Peritoneal biopsy

A peritoneal biopsy is a diagnostic test that takes a sample of tissue from the peritoneum to see if it contains cancer cells.

The peritoneum is the lining that covers the organs in the tummy. During a biopsy, a small piece of tissue is removed so that it can be looked at under a microscope. Once the doctor has taken the biopsy, they will send it to the laboratory. A doctor who specialises in examining cells (pathologist) will look at the biopsy.

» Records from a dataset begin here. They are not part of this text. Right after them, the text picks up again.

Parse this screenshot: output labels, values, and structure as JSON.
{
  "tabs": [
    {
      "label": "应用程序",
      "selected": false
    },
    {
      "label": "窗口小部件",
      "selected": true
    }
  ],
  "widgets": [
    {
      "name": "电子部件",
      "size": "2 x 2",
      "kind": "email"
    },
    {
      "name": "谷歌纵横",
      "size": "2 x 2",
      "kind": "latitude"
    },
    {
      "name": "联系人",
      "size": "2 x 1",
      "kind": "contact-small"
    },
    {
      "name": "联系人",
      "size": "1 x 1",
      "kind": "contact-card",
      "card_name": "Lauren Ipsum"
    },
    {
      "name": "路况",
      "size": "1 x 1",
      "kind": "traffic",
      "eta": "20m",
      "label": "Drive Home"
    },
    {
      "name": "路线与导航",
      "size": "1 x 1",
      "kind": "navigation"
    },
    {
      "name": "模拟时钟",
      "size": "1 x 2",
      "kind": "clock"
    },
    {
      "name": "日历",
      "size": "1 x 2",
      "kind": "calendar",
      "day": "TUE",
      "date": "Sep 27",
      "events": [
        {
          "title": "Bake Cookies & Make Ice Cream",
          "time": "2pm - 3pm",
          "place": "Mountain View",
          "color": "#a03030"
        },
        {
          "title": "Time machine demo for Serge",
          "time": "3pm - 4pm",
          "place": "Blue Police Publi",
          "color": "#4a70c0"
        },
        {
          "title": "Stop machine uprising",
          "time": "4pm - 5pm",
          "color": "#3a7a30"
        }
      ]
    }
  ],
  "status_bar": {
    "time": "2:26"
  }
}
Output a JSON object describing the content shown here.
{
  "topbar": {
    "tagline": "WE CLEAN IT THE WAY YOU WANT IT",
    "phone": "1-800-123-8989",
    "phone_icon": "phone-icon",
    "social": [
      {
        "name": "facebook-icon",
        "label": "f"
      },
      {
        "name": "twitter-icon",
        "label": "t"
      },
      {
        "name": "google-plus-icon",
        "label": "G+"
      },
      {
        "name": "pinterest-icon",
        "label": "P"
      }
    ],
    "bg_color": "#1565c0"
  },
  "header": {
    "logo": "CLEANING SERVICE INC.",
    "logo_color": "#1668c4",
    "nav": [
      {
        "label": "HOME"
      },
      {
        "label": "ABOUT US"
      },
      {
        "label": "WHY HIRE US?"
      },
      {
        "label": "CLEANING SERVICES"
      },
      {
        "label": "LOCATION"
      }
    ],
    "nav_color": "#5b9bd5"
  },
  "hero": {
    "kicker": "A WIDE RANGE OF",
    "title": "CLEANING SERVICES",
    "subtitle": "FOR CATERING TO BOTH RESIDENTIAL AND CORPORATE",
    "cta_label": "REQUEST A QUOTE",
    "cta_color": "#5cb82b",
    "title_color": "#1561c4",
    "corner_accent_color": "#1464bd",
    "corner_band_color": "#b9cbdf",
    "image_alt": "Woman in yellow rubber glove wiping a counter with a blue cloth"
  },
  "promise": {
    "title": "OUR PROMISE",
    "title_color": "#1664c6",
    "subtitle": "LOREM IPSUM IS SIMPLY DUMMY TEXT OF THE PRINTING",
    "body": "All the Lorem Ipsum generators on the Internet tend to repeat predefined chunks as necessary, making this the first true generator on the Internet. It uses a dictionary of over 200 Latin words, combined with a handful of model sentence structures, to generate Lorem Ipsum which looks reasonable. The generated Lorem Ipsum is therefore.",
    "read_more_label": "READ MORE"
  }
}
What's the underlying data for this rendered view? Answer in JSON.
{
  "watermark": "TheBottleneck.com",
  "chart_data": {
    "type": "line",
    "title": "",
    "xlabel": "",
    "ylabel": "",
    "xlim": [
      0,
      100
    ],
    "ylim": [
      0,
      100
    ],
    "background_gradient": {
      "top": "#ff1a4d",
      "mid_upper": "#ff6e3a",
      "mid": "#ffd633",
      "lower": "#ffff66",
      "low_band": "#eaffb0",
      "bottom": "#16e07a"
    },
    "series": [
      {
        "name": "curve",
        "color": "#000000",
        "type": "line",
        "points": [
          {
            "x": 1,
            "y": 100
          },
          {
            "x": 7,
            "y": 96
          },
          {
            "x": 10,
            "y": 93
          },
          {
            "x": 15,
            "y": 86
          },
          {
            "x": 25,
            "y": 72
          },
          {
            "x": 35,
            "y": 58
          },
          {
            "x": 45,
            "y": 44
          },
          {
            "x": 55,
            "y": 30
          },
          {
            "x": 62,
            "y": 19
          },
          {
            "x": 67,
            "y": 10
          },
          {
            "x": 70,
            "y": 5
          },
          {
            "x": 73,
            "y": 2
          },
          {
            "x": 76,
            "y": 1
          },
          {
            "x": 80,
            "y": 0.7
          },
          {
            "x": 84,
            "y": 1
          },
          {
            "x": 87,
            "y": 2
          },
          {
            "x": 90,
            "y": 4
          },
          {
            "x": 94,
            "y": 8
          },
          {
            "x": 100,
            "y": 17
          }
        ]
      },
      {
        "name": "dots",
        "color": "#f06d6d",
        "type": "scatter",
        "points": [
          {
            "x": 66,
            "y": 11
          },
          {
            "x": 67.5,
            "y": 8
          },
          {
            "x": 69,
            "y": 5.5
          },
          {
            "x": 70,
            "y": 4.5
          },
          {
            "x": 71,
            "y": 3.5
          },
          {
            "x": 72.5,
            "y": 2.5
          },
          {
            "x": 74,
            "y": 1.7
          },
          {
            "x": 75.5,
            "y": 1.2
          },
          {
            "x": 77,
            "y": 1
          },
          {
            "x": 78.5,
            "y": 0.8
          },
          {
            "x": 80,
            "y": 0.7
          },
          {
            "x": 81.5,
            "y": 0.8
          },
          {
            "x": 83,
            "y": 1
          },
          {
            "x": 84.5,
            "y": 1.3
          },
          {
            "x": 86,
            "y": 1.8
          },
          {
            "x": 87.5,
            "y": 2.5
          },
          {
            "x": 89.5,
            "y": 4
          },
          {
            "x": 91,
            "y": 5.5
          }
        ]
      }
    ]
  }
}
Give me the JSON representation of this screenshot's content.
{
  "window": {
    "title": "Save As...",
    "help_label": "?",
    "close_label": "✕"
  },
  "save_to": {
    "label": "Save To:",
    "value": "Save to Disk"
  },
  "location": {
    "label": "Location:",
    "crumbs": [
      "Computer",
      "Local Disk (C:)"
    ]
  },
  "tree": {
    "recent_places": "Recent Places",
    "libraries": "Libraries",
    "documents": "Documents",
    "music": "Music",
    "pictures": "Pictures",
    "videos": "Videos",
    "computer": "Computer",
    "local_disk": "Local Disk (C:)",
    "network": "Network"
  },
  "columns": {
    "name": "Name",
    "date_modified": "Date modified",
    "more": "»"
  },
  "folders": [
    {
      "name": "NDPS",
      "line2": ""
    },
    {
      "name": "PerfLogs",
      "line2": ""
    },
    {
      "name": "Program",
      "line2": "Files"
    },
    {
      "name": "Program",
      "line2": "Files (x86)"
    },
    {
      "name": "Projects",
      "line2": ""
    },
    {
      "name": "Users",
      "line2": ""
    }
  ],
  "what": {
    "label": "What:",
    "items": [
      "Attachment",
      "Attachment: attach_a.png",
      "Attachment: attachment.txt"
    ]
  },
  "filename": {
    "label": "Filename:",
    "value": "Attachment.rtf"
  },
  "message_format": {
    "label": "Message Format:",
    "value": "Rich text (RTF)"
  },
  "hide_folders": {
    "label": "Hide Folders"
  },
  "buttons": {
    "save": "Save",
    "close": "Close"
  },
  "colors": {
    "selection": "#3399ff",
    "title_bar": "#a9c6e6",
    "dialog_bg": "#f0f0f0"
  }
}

A peritoneal biopsy can be done in two ways:

  • Laparoscopy – A laparoscopy allows the doctor to look at other areas in your tummy (abdomen) and take more biopsies if needed. This test is done under general anaesthetic. Your doctor will make a small cut in the tummy wall. They will put a thin tube with a light and camera at the end (laparoscope) into your tummy. They can then take a small biopsy of the peritoneum.
  • CT or ultrasound guided biopsy – The doctor will give you a local anaesthetic to numb the area. They will use an ultrasound or a CT scan to help guide them to the right place. Then, they will pass a special type of needle through your skin into the area they want to take a biopsy from. The needle has a tip that can cut out a sample of tissue. Having a biopsy can be uncomfortable but should not be painful. If you have any pain during or after the procedure, let your doctor or nurse know.